Throughout this repository, samples are labeled by the following convention PROTEIN_TREATMENT_REPLICATE.

PROTEIN is one of:

  • 'hA5' (human S100A5)
  • 'hA6' (human S100A6)
  • 'aA5A6' (ancA5/A6)
  • 'alt' (alternate reconstruction of ancA5/A6).

TREATMENT is one of:

  • 'conv' (conventional, no peptide competitor)
  • 'comp' (competitor peptide added)
  • 'all' (pooled reads from conventional and competitor runs)

REPLICATE is one of:

  • '1' (replicate one)
  • '2' (replicate two)
  • 'pooled' (combined replicates)

Computing environment

  • This analysis assumes a modern scientific python computing environment (python 3.x, jupyter, numpy, scipy, matplotlib, and pandas). It will also install a few other dependences (emcee and corner). We have tested this pipeline in linux (Ubuntu 16.4 and 18.04) and macOS (10.15 Catalina). In principle it should work in windows, but we have not tested it.
  • Install the hops_enrich package. (Linked v0.1.1 release is the software used in the publication.)
  • Install the venninator package. (Linked v0.1.1 release is the software used in the publication.)
  • If you intend to run our scripts to download our raw sequencing reads from scratch, install and configure the SRA toolkit.

II. Determine Enrichment of Peptides

Experimental Design:

We panned a commercial library of randomized 12-mer peptides expressed as fusions with the M13 phage coat protein. The S100 peptide-binding interface is only exposed upon Ca2+-binding; therefore, we performed phage panning experiments in the presence of Ca2+ and then eluted the bound phage using EDTA. The population of enriched phage will be a mixture of phage that bind at the site of interest and phage that bind adventitiously (blue and purple phage, panel A). Peptides in this latter category enrich in Ca2+-dependent manner through avidity or binding at an alternate site. To separate these populations, we repeated the panning experiment in the presence of a saturating concentration of competitor peptide known to bind at the site of interest (panel B). This should lower enrichment of peptides that bind at the site of interest, while allowing any adventitious interactions to remain.

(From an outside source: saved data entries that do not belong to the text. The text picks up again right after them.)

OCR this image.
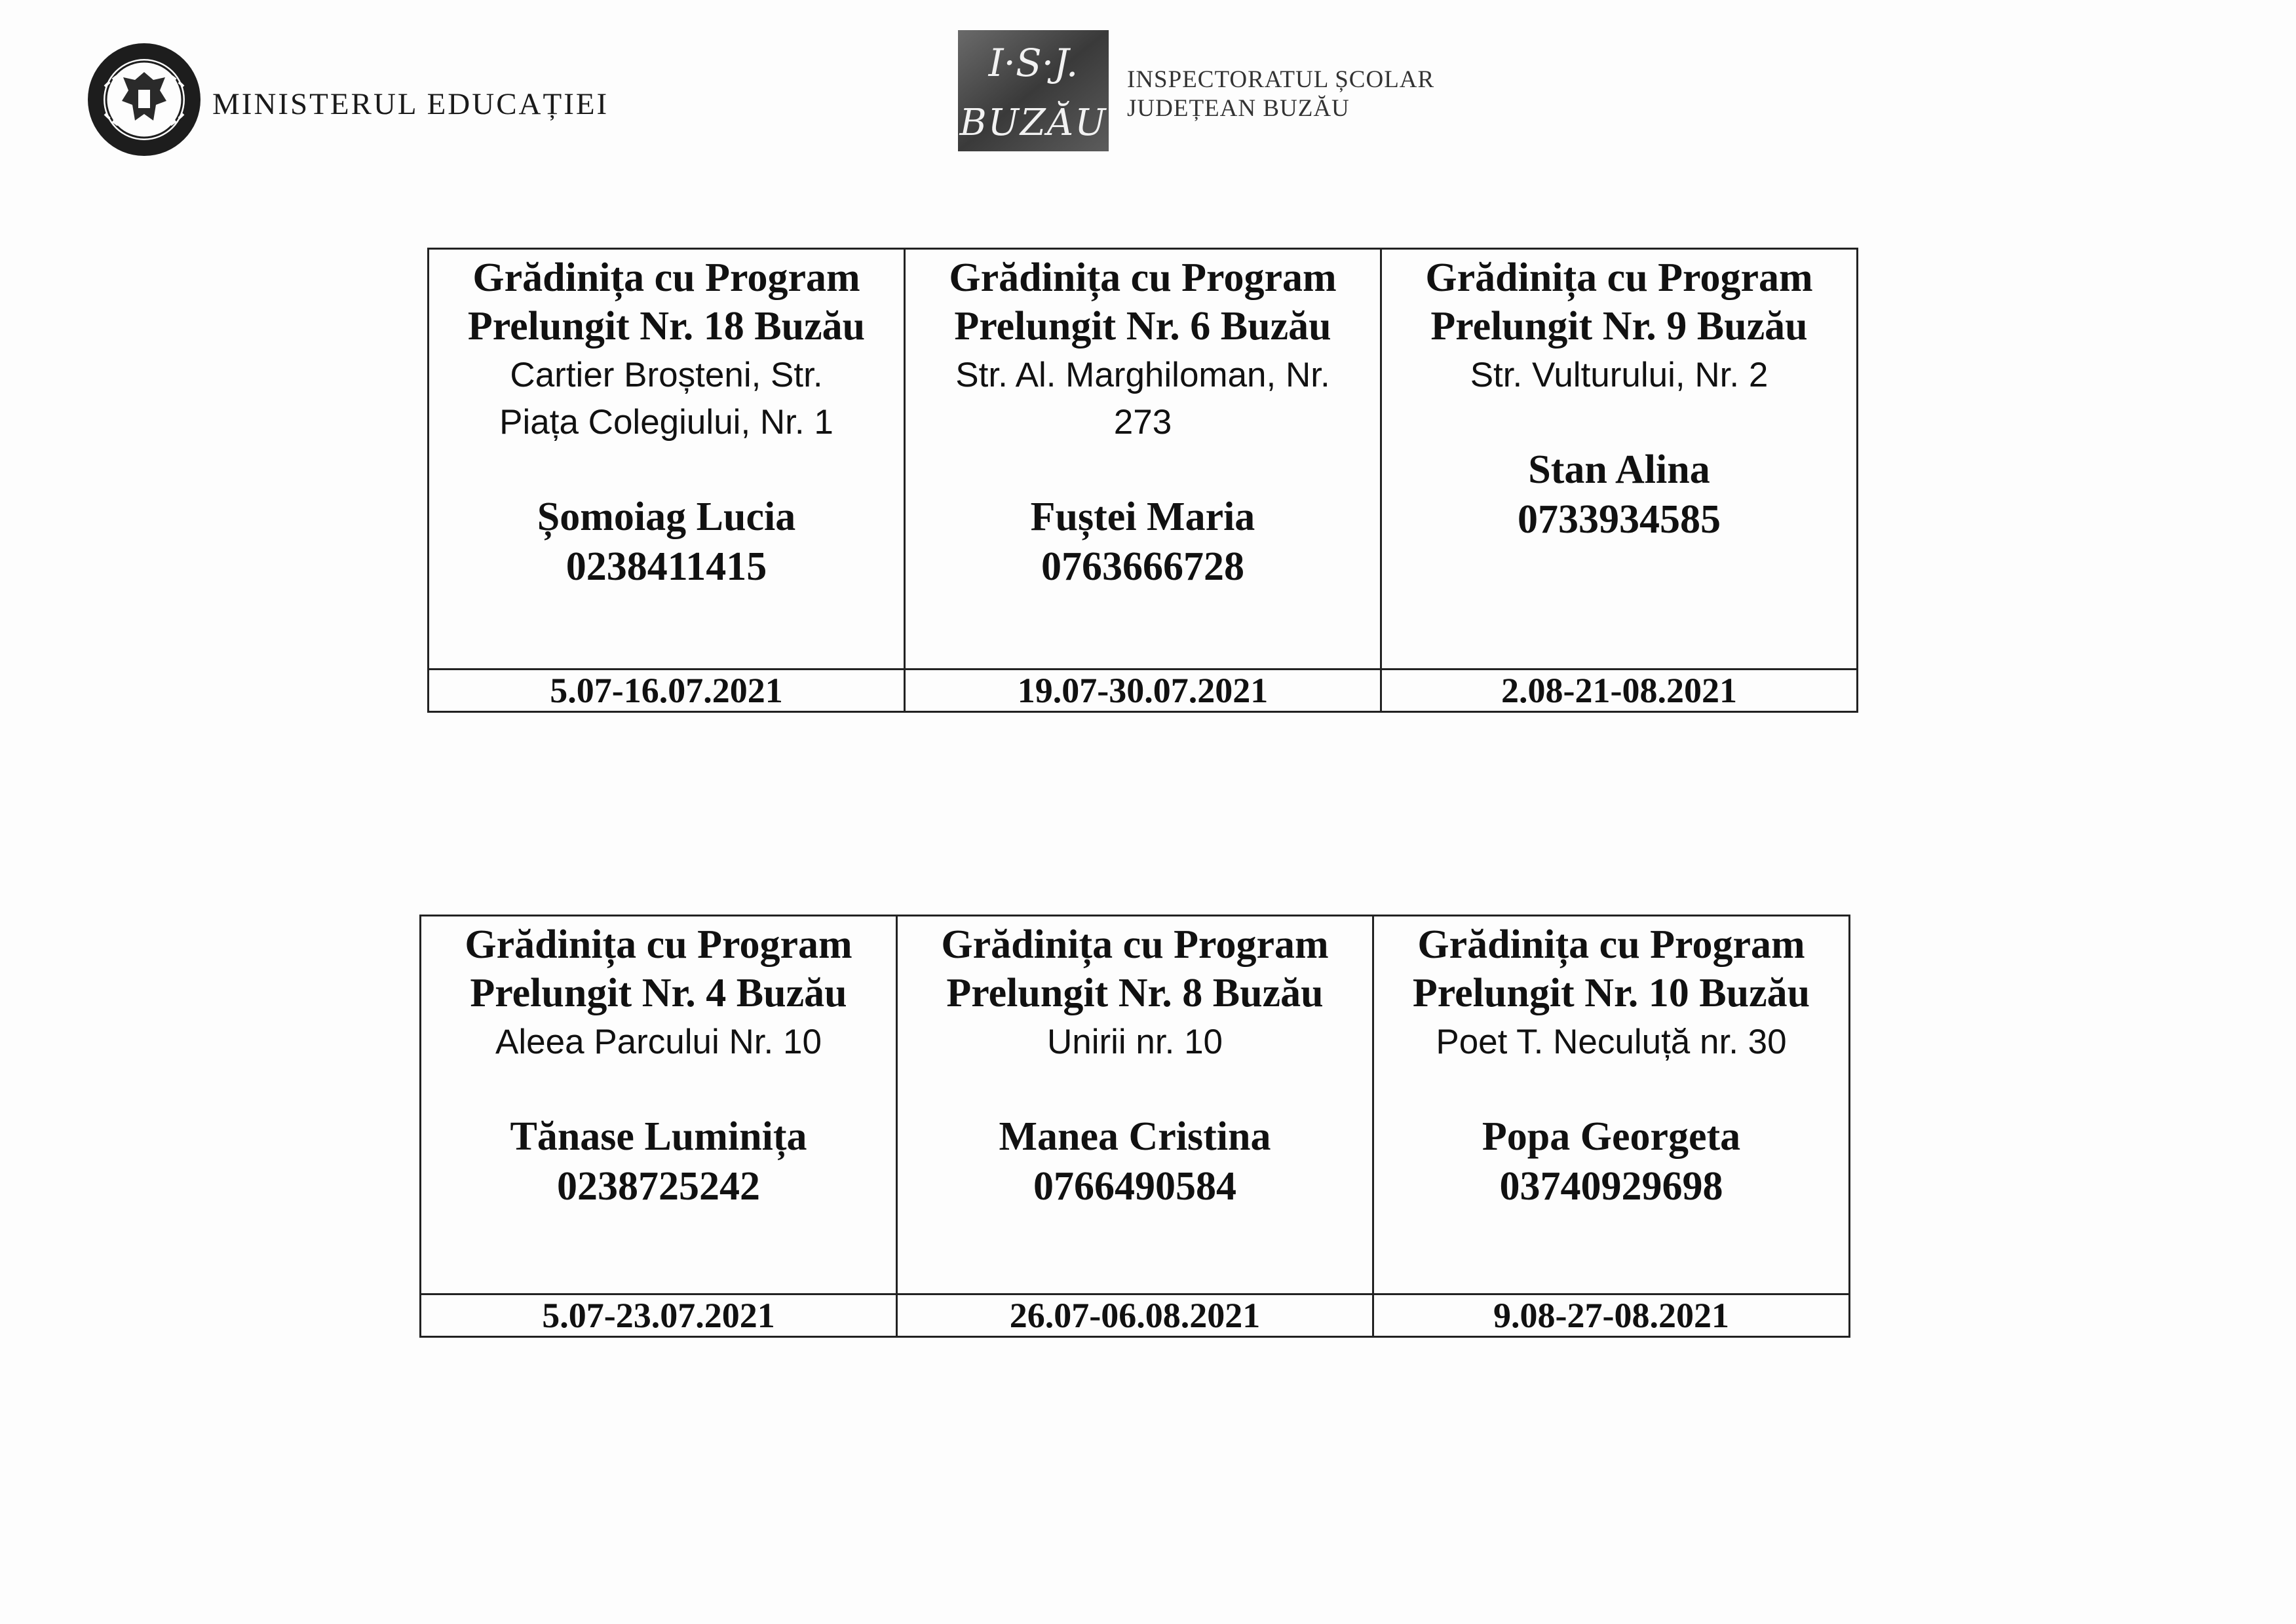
MINISTERUL EDUCAȚIEI
I·S·J.
BUZĂU
INSPECTORATUL ȘCOLAR
JUDEȚEAN BUZĂU
Grădinița cu Program
Prelungit Nr. 18 Buzău
Cartier Broșteni, Str.
Piața Colegiului, Nr. 1
Șomoiag Lucia
0238411415
Grădinița cu Program
Prelungit Nr. 6 Buzău
Str. Al. Marghiloman, Nr.
273
Fuștei Maria
0763666728
Grădinița cu Program
Prelungit Nr. 9 Buzău
Str. Vulturului, Nr. 2
Stan Alina
0733934585
5.07-16.07.2021	19.07-30.07.2021	2.08-21-08.2021
Grădinița cu Program
Prelungit Nr. 4 Buzău
Aleea Parcului Nr. 10
Tănase Luminița
0238725242
Grădinița cu Program
Prelungit Nr. 8 Buzău
Unirii nr. 10
Manea Cristina
0766490584
Grădinița cu Program
Prelungit Nr. 10 Buzău
Poet T. Neculuță nr. 30
Popa Georgeta
03740929698
5.07-23.07.2021	26.07-06.08.2021	9.08-27-08.2021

By comparing the competitor and conventional, non-competitor pools, we can distinguish between actual and adventitious binders.

img

Pipeline summary:

  1. Obtain the fastq files (for example, hA5_conv_1.fastq.gz and hA5_comp_1.fastq.gz)

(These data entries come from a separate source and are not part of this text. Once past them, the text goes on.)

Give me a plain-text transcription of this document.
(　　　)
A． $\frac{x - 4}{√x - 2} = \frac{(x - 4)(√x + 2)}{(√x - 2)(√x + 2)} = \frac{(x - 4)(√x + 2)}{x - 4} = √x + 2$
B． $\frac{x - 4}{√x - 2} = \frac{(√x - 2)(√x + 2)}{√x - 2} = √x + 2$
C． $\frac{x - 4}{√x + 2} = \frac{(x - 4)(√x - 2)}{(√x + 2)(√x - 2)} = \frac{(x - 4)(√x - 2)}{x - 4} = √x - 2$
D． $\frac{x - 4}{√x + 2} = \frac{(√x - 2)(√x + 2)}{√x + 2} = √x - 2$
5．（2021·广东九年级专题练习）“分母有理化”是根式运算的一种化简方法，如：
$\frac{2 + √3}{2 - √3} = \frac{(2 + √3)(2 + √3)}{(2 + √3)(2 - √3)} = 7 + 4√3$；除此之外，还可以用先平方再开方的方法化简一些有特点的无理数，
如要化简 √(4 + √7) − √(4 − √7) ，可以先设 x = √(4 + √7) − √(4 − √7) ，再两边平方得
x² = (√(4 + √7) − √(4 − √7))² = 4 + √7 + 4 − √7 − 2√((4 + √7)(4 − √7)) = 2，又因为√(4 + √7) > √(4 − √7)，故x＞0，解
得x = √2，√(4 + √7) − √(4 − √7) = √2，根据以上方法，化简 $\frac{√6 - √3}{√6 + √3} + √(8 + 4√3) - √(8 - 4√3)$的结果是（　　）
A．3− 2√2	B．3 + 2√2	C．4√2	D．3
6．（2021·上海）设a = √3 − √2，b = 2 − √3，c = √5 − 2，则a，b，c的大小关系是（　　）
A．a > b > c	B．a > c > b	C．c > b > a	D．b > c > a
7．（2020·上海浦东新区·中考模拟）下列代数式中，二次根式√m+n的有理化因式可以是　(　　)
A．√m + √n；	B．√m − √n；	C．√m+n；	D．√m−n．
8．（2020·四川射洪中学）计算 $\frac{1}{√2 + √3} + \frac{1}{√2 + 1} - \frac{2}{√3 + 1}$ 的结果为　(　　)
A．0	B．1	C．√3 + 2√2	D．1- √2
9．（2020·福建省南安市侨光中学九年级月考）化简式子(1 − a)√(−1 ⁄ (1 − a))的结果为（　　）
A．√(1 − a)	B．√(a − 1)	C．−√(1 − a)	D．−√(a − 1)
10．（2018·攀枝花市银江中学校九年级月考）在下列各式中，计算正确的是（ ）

  2. Count the number of times each peptide is seen in the fastq file (hA5_conv_1.counts and hA5_comp_1.counts for example)

  3. Create clusters of peptides seen in the counts files (hA5_1.cluster) and calculate enrichments for each peptide by comparing counts in conventional and competitor experiments (hA5_1.enrich).

To run 0-2:

To download the fastq files from the NCBI and generate peptide counts, run:

cd download-and-count
bash download-and-count.sh sra-files.txt

In 2020, this script took about 6 hours to run on a 100 Mbit residential connection with a 2018 macbook pro. It will create about 10 Gb of fastq.gz files.

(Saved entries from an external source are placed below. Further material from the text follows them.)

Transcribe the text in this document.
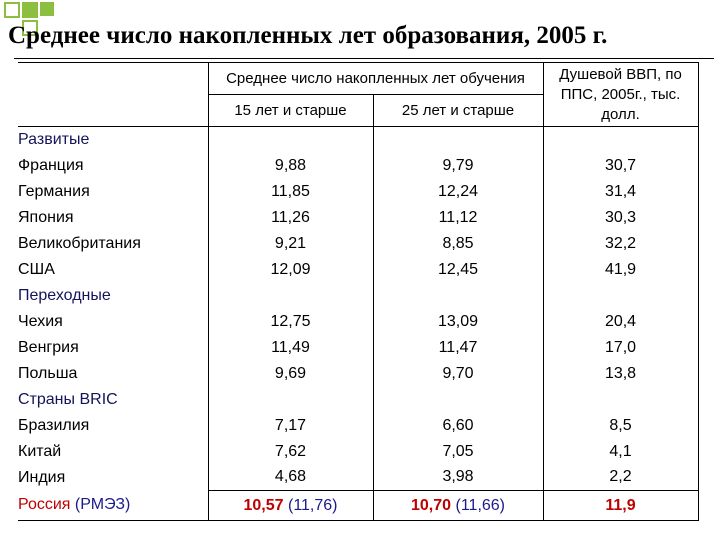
Среднее число накопленных лет образования, 2005 г.
	Среднее число накопленных лет обучения		Душевой ВВП, по ППС, 2005г., тыс. долл.
	15 лет и старше	25 лет и старше	
Развитые			
Франция	9,88	9,79	30,7
Германия	11,85	12,24	31,4
Япония	11,26	11,12	30,3
Великобритания	9,21	8,85	32,2
США	12,09	12,45	41,9
Переходные			
Чехия	12,75	13,09	20,4
Венгрия	11,49	11,47	17,0
Польша	9,69	9,70	13,8
Страны BRIC			
Бразилия	7,17	6,60	8,5
Китай	7,62	7,05	4,1
Индия	4,68	3,98	2,2
Россия (РМЭЗ)	10,57 (11,76)	10,70 (11,66)	11,9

To calculate enrichments from the counts files, run the fig_2cd-s3-s4-s5/fig_2cd-s3-s4-s5.ipynb jupyter notebook.

Detailed breakdown of steps 0 and 1:

0. Obtain the fastq files:

The raw reads associated with this analysis are available as BioProject PRJNA646756. The samples are:

Accession Sample
SRR12244639 hA6_conv_1
SRR12244813 hA6_comp_1
SRR12244638 hA6_conv_2
SRR12244812 hA6_comp_2
SRR12244629 hA5_conv_1
SRR12244637 hA5_comp_1
SRR12244628 hA5_conv_2
SRR12244636 hA5_comp_2
SRR12244543 aA5A6_conv_1
SRR12244560 aA5A6_comp_1
SRR12244542 aA5A6_conv_2
SRR12244559 aA5A6_comp_2
SRR12244562 alt_conv_1
SRR12244584 alt_comp_1
SRR12244561 alt_conv_2
SRR12244583 alt_comp_2

1. Count the number of times each sequence is seen in the fastq files

Calculate the the number of time each peptide is seen in the relavent .fastq.gz file using hops_count. This script applies some quality control:

  1. Is the sequence translatable in-frame, without stops or nonsensical codons?
  2. Is the average PHRED score above a cutoff (15 as we ran the analysis)?
  3. Is the flanking phage region correct to within one base across the whole sequence?
hops_count hA5.fastq.gz -o hA5.counts

III. Figures

Each figure directory contains data files, jupyter notebooks, and scripts necessary to reproduce the indicated figures.